What do I need?
What do I need?#
We’ll use the Python programming language throughout the book. Python has consistently ranked in the top ten most popular programming languages in the TIOBE Programming Community Index since the early 2000s. While MATLAB has long been the de facto language to introduce students to scientific computing, universities and Academia all around the world have been transitionning to Python during the past ten years. This transition is being made possible thanks to the open-source nature of Python as well as to the continued development of its rich ecosystem for scientific computing, NumPy and SciPy being the workhorses. Some of the tips and tricks presented in this book will thus be useful only to Python programmers. Yet, the philosophy remains the same and might be applicable to some extent to other languages such as R or Julia.
Although we’ll only make use of standard Python packages such as NumPy, SciPy or Matplotlib, we strongly advice the reader to install Python using Anaconda. It is available for all major operating systems, whether it is Windows, MacOS or Linux and will come with all of the standard Python packages you may possibly need. It also ships some of the tools from Project Jupyter. The most important one is probably the Jupyter Notebooks. We make extensive use of these to ensure some form of interactive learning. If you are unfamiliar with Jupyter Notebooks, there are plenty of tutorials available on the Internet. Google is your friend!

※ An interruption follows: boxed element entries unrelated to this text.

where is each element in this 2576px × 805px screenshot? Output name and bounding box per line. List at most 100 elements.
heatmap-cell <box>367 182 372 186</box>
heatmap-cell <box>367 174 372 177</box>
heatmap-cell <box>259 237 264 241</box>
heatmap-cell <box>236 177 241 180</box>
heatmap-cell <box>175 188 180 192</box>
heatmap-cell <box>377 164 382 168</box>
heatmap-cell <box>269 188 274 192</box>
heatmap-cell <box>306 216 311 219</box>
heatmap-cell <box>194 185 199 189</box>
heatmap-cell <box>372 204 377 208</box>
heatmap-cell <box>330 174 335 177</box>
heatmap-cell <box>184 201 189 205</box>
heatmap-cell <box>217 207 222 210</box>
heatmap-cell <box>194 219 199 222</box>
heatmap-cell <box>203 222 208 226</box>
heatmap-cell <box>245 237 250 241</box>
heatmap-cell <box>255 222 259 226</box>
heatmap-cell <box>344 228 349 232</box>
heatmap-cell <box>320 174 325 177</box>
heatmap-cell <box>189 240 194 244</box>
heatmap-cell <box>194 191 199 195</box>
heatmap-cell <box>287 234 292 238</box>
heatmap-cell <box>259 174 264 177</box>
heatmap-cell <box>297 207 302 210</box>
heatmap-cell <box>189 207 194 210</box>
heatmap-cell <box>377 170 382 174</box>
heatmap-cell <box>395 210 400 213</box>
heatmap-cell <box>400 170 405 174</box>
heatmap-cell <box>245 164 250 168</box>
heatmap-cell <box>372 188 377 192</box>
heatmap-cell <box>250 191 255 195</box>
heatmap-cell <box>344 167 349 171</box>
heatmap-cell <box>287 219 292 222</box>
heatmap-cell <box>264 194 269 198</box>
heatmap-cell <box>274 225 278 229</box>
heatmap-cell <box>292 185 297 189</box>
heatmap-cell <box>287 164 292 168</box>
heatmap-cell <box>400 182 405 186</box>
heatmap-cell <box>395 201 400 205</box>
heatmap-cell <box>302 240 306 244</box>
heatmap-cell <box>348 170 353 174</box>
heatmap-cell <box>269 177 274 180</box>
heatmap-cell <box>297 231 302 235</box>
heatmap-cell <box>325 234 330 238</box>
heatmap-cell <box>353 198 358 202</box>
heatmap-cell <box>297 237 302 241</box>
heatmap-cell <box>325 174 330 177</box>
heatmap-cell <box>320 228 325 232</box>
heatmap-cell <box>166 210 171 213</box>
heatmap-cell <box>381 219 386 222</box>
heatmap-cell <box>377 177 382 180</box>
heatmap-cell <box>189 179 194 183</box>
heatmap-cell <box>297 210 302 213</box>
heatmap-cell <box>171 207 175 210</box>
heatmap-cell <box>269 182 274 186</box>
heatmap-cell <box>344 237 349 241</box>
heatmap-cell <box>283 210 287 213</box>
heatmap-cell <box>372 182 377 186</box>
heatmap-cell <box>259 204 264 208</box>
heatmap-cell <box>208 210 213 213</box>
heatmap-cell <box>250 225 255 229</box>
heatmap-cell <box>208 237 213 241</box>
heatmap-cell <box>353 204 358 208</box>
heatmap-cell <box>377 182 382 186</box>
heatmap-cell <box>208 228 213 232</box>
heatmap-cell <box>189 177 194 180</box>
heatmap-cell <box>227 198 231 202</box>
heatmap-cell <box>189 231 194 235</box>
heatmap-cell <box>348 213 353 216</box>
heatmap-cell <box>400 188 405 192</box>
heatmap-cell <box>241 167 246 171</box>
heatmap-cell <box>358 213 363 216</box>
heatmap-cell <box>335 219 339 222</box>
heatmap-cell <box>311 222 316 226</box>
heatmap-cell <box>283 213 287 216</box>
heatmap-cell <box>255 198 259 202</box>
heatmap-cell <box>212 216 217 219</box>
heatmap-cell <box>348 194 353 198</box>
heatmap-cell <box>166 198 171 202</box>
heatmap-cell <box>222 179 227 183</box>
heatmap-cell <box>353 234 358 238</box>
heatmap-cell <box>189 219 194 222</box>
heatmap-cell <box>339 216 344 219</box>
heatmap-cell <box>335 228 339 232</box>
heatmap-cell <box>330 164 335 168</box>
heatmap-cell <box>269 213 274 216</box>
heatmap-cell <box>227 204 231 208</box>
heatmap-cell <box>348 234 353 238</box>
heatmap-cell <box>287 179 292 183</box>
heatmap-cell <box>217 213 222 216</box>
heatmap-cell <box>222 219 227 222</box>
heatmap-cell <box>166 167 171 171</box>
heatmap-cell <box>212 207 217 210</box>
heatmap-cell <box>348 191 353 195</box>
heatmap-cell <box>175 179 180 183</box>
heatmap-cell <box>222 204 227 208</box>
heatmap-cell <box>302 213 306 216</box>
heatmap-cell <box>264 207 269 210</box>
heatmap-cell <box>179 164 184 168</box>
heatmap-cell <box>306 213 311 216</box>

The scientific computing ecosystem for Python is fairly rich, with packages dedicated to astronomy (AstroPy), symbolic computation (SymPy), graph theory and complex networks (NetworkX), image processing (scikit-image) or machine learning (scikit-learn) to name just a few. Yet, the three main players anybody interested in scientific computing needs to know are NumPy, SciPy and Matplotlib.
NumPy: It is THE fundamental package for scientific computing in Python. It provides a multidimensional array object, various derived objects (such as masked arrays and matrices), and an assortment of routines for fast operations on arrays, including mathematical, logical, shape manipulation, sorting, selecting, I/O, discrete Fourier transforms, basic linear algebra, basic statistical operations, random simulation and much more.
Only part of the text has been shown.